Not long ago, I ate dinner with a man who was hosting a show of mine on another gulf island. I was telling him about a city I used to live in, where life felt whole, and a city I lived in after that, where life felt misaligned. We talked about this exact thing—and I wondered out loud how life could feel so intangibly right in one place and not in another. What is that hard-to-pin-down quality, I wondered. That “yes, this,” feeling.
“I think the word you’re looking for is resonance,” he said.
I just spent some days out and about off-island, as we say here, though I was still on an island, only a much bigger one. It takes two ferries to get there from here, three if you want to get onto the main land, if there is such a thing. (Technically, we all live on islands of varying degrees.)

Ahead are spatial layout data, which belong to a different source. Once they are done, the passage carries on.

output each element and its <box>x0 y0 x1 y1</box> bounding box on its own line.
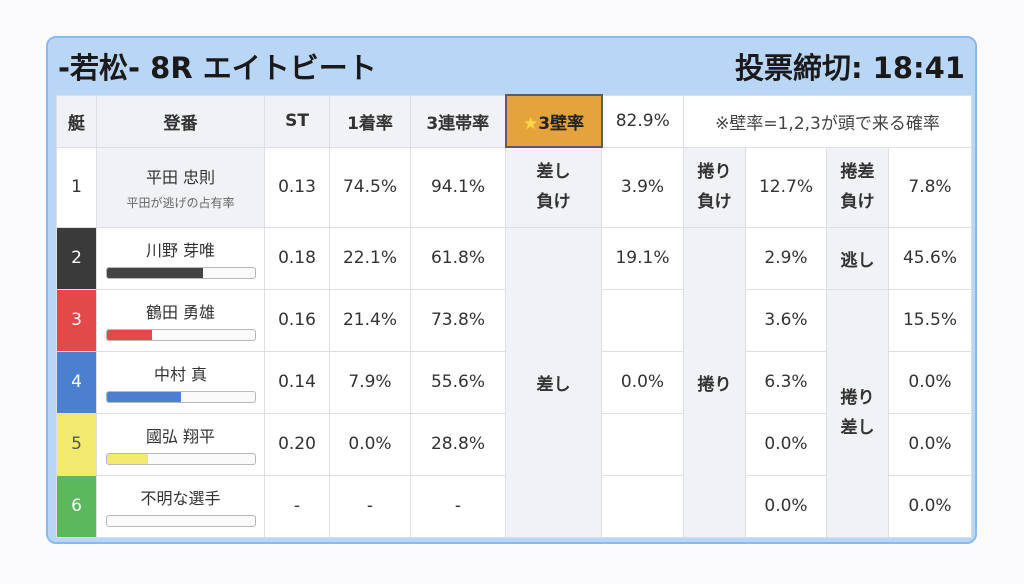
rate-bar-fill <box>106 330 153 340</box>
table-row: 3 鶴田 勇雄 0.16 21.4% 73.8% 3.6% 捲り 差し 15.5% <box>56 288 972 538</box>
table-row: 5 國弘 翔平 0.20 0.0% 28.8% 0.0% 0.0% <box>56 412 972 476</box>
racer-name: 中村 真 <box>153 365 208 384</box>
rate-bar <box>105 329 256 341</box>
race-title: -若松- 8R エイトビート <box>58 51 377 85</box>
rate-bar-fill <box>106 268 203 278</box>
trio-rate-value: 61.8% <box>410 226 506 290</box>
pattern-sashi-value <box>601 412 684 476</box>
pattern-sashi-make-value: 3.9% <box>601 146 684 228</box>
racer-name: 國弘 翔平 <box>145 427 216 446</box>
lane-number: 6 <box>56 474 97 538</box>
table-header-row: 艇 登番 ST 1着率 3連帯率 ★3壁率 82.9% ※壁率=1,2,3が頭で… <box>56 94 972 148</box>
lane-number: 5 <box>56 412 97 476</box>
rate-bar <box>105 453 256 465</box>
pattern-makuri-value: 6.3% <box>745 350 827 414</box>
pattern-sashi: 差し <box>505 226 602 538</box>
pattern-sashi-value: 0.0% <box>601 350 684 414</box>
racer-sub: 平田が逃げの占有率 <box>126 195 235 210</box>
racer-cell: 國弘 翔平 <box>96 412 265 476</box>
first-rate-value: - <box>329 474 411 538</box>
pattern-makurisashi-value: 0.0% <box>888 350 972 414</box>
st-value: - <box>264 474 330 538</box>
rate-bar <box>105 267 256 279</box>
pattern-makuri-make: 捲り 負け <box>683 146 746 228</box>
race-card: -若松- 8R エイトビート 投票締切: 18:41 艇 登番 ST 1着率 3… <box>46 36 977 544</box>
table-row: 4 中村 真 0.14 7.9% 55.6% 0.0% 6.3% 0.0% <box>56 350 972 414</box>
pattern-nige: 逃し <box>826 226 889 290</box>
lane-number: 1 <box>56 146 97 228</box>
pattern-makurisashi: 捲り 差し <box>826 288 889 538</box>
racer-cell: 鶴田 勇雄 <box>96 288 265 352</box>
pattern-nige-value: 45.6% <box>888 226 972 290</box>
first-rate-value: 7.9% <box>329 350 411 414</box>
st-value: 0.18 <box>264 226 330 290</box>
trio-rate-value: 28.8% <box>410 412 506 476</box>
col-st: ST <box>264 94 330 148</box>
star-icon: ★ <box>522 113 539 134</box>
trio-rate-value: - <box>410 474 506 538</box>
racer-name: 鶴田 勇雄 <box>145 303 216 322</box>
table-row: 2 川野 芽唯 0.18 22.1% 61.8% 差し 19.1% 捲り 2.9… <box>56 226 972 538</box>
col-racer: 登番 <box>96 94 265 148</box>
racer-cell: 川野 芽唯 <box>96 226 265 290</box>
col-trio-rate: 3連帯率 <box>410 94 506 148</box>
pattern-makuri-make-value: 12.7% <box>745 146 827 228</box>
wall-rate-note: ※壁率=1,2,3が頭で来る確率 <box>683 94 972 148</box>
table-row: 6 不明な選手 - - - 0.0% 0.0% <box>56 474 972 538</box>
first-rate-value: 21.4% <box>329 288 411 352</box>
rate-bar-fill <box>106 392 181 402</box>
lane-number: 2 <box>56 226 97 290</box>
lane-number: 4 <box>56 350 97 414</box>
pattern-makurisashi-make-value: 7.8% <box>888 146 972 228</box>
trio-rate-value: 73.8% <box>410 288 506 352</box>
st-value: 0.13 <box>264 146 330 228</box>
pattern-sashi-value <box>601 288 684 352</box>
table-row: 1 平田 忠則 平田が逃げの占有率 0.13 74.5% 94.1% 差し 負け … <box>56 146 972 228</box>
trio-rate-value: 94.1% <box>410 146 506 228</box>
pattern-makurisashi-value: 0.0% <box>888 474 972 538</box>
pattern-makurisashi-value: 0.0% <box>888 412 972 476</box>
race-header: -若松- 8R エイトビート 投票締切: 18:41 <box>48 38 975 94</box>
col-first-rate: 1着率 <box>329 94 411 148</box>
pattern-makurisashi-value: 15.5% <box>888 288 972 352</box>
racer-cell: 中村 真 <box>96 350 265 414</box>
vote-deadline: 投票締切: 18:41 <box>734 51 965 85</box>
st-value: 0.14 <box>264 350 330 414</box>
rate-bar-fill <box>106 454 148 464</box>
racer-cell: 平田 忠則 平田が逃げの占有率 <box>96 146 265 228</box>
racer-name: 川野 芽唯 <box>145 241 216 260</box>
wall-rate-label: 3壁率 <box>538 113 585 134</box>
racer-cell: 不明な選手 <box>96 474 265 538</box>
pattern-makuri-value: 0.0% <box>745 412 827 476</box>
st-value: 0.16 <box>264 288 330 352</box>
pattern-sashi-value <box>601 474 684 538</box>
pattern-sashi-make: 差し 負け <box>505 146 602 228</box>
first-rate-value: 22.1% <box>329 226 411 290</box>
pattern-makuri-value: 0.0% <box>745 474 827 538</box>
first-rate-value: 74.5% <box>329 146 411 228</box>
pattern-sashi-value: 19.1% <box>601 226 684 290</box>
lane-number: 3 <box>56 288 97 352</box>
trio-rate-value: 55.6% <box>410 350 506 414</box>
rate-bar <box>105 391 256 403</box>
pattern-makuri: 捲り <box>683 226 746 538</box>
st-value: 0.20 <box>264 412 330 476</box>
rate-bar <box>105 515 256 527</box>
prediction-table: 艇 登番 ST 1着率 3連帯率 ★3壁率 82.9% ※壁率=1,2,3が頭で… <box>56 94 972 538</box>
racer-name: 平田 忠則 <box>145 167 216 187</box>
pattern-makuri-value: 3.6% <box>745 288 827 352</box>
racer-name: 不明な選手 <box>140 489 221 508</box>
pattern-makurisashi-make: 捲差 負け <box>826 146 889 228</box>
first-rate-value: 0.0% <box>329 412 411 476</box>
col-lane: 艇 <box>56 94 97 148</box>
wall-rate-header[interactable]: ★3壁率 <box>504 94 603 148</box>
wall-rate-value: 82.9% <box>601 94 684 148</box>
pattern-makuri-value: 2.9% <box>745 226 827 290</box>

And now that I’m home, I’m newly aware of that “yes, this” feeling upon walking into my big, old rental house that smells of garden soil and wood smoke; the light slanting in the windows across the floors; the tree branches scraping against the side of the house. Last night I watched a big, round moon rise into the sky on the other side of the skylight. I went to bed with the window open a crack and read a book and heard the rain begin. And now, as I write, my back against a beach log worn smooth by waves, I am watching a flock of Cormorants fly in unison above the surface of the water. How do they do that? How do they know to all veer left at exactly the same moment? To curve around a bluff and head straight up into the air at precisely the same distance to one another? It’s called synchronicity, and it’s a grace I’ve stumbled onto a few times, but have never lived inside of completely. But deciding to come here—to this life that resonates with me—that was one of them.